The Times West Virginian

WVU Sports

June 12, 2011

HERTZEL COLUMN: The USS Mountaineer hit an iceberg

MORGANTOWN — There really wasn’t much to laugh at in the Bill Stewart saga, save for the work of some of the “journalists,” which is why the email that arrived from a friend in the midst of a long-distance email discussion of the situation was so welcome.

“I saw that movie “Titanic” – it doesn’t end well. That iceberg is a lot bigger than the captain bargained for,” the email read.

Certainly, Oliver Luck, captain of the USS Mountaineer, underestimated the size of the iceberg that stood in his path when he opted to shake up the West Virginia University football program.

Luck saw that iceberg as so many potential ice cubes to help fill the glasses with which he would be toasting his genius in revitalizing the West Virginia football program, something that surely would have occurred had we been existing in a world made of ice cream and candy.

Our world, of course, no longer exists of lollypops and rainbows, not since Shirley Temple hung up her dancing shoes and Judy Garland sang “Over the Rainbow.” It is neither as simple a world nor as innocent.

Today we have congressmen sending what we once called “dirty pictures” to women they don’t even know via something caller “Twitter” and we have football coaches and players twisting the rules whenever it seems to fit their needs without us so much as batting an eye.

And when people in the public eye do such things, they become the property of the social media and the blogosphere, areas that have no rules and often are run by people with no training. The rumors rage like wildfire across the landscape, spread by winds that are not restrained by editors or ethics courses taught in a journalism school.

We tend today to dehumanize things and turn them into ESPN bits where some wise guy commentator makes a funny crack and we move on to the day’s 10 most bizarre plays.

Dan Patrick, Keith Olbermann and the Boomer revolutionized sports reporting by turning everything sports into an irreverent joke or a snide remark. Woody Hayes punches a linebacker from the other team?
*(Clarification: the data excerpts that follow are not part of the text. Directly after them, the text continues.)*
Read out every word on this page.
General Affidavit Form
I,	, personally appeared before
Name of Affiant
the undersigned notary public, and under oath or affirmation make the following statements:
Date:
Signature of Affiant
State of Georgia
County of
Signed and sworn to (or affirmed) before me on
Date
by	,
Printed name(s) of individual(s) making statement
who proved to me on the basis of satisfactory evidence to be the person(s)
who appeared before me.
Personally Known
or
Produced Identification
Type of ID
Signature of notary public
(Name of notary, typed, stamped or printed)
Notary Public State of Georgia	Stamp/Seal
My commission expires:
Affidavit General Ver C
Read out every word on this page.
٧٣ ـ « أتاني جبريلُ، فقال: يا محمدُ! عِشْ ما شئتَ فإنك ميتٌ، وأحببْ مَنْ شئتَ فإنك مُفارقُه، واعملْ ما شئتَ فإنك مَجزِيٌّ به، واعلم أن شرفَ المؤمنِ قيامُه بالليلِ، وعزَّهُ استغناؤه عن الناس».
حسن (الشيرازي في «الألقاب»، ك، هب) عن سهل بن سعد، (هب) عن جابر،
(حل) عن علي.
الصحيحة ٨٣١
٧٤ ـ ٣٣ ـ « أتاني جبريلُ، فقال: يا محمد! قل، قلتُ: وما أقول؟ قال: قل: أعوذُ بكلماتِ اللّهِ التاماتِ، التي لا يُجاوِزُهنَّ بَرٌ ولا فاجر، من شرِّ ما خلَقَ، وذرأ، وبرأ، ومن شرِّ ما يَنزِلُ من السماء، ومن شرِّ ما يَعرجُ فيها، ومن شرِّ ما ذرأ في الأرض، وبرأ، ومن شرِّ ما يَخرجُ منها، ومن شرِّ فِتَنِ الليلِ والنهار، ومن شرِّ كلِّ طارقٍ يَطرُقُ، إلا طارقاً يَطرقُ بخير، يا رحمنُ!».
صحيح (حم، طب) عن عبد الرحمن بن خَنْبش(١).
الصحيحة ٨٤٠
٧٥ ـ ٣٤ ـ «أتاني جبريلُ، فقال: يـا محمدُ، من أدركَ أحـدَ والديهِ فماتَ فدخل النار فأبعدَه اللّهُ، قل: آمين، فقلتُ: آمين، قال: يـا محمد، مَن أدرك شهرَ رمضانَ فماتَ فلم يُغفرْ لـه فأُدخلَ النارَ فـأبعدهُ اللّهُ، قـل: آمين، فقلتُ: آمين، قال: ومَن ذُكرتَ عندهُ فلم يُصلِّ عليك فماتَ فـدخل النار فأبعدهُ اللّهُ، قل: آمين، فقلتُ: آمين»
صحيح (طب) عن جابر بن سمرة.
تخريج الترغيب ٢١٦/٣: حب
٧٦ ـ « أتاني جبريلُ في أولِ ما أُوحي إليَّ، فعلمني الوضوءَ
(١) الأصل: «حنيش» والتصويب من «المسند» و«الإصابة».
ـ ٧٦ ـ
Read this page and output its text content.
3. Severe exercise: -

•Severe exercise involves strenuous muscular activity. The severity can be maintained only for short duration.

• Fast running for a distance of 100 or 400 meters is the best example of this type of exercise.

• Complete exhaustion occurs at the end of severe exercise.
Fine, here it is in high definition slow motion, over and over, until it is a comedy act, not an unsportsmanlike loss of sideline sanity.

Everything is an impersonal video clip, there only to serve the purpose of filling SportsCenter’s round-the-clock airing.

It is the game for the game’s sake, forgetting that real people are coaching it and real people playing it and those people have imperfections and emotions. They have, as Jane Austen would have put it, both pride and prejudice.

Here in West Virginia, it became a dragged out comedy of errors that began with the best of intentions, Luck believing he could improve the what was becoming a stale West Virginia football program.

Even if it is an inarguable fact that Dana Holgorsen is technically a better coach than Bill Stewart, it doesn’t mean Stewart should or will accept that and go quietly into the night. Being a great football coach doesn’t necessarily make you the only or the solution to the problem that Luck perceived.

Indeed, it is safe to say that over the course of time many a great coach fell to personal or moral or ethical failures, even coaches capable of winning national championships such as Hayes or Jim Tressel at Ohio State.

That USC just recently was stripped of its championship shows that somewhere there is an understanding that simply being good at the game of football does not excuse all other failures in the game of life.

These people we worship as cultural idols are in no way perfect. They are you and I or our next-door neighbor with a longer vertical leap, a more liquid bankroll and, most likely, a better looking lady on each arm.

But they make the same mistakes, the big difference being that the blogosphere is not peering into our lives, our mistakes reported with a line or two in the daily report or in an inner-office memo, not with a 60-point headline in the local rag or a line streaming endlessly across the bottom of the television screen.

Our mistakes may have the same magnitude as that of a football coach or a player in our limited community, but they can have far-reaching effects on a city or a state if they are done by a sports idol.

In the case here in West Virginia, whatever it was that forced Bill Stewart to the end of his coaching stay at WVU also affects so many people around him … people who may wind up with their lives disrupted like Mike Kerin, the director of football operations; maybe Danny Nehlen, the former coach’s son who has served as equipment manager; maybe secretaries or graduate assistants or players who were recruited by a coach no longer there.

We laughed at much that was Stewart because of the way he came across as the homespun philosopher with an endless supply of corny stories, just as we laughed before him at Rich Rodriguez and his butchering of the English language and as we already have laughed at Dana Holgorsen over his late-night antics.

“Irregardless,” as Rodriguez would put it, these are men who hold many people’s fate in their hands and who have been put under new standards in a social media world that carries with it an unblinking eye.

Holgorsen is now the West Virginia coach, about to write his history just as Rodriguez and Stewart wrote theirs. He comes in with one black mark on his ledger and with people closely looking him over. The hope is he learned from one indiscretion and, rather than feeling invincible because it did not destroy his career here, he now understands he must take a clean, moral and ethical path forward to avoid his own iceberg.

Happy days well may be here, but let us keep the celebrating down to an acceptable level so that another media circus can be avoided here in Morgantown.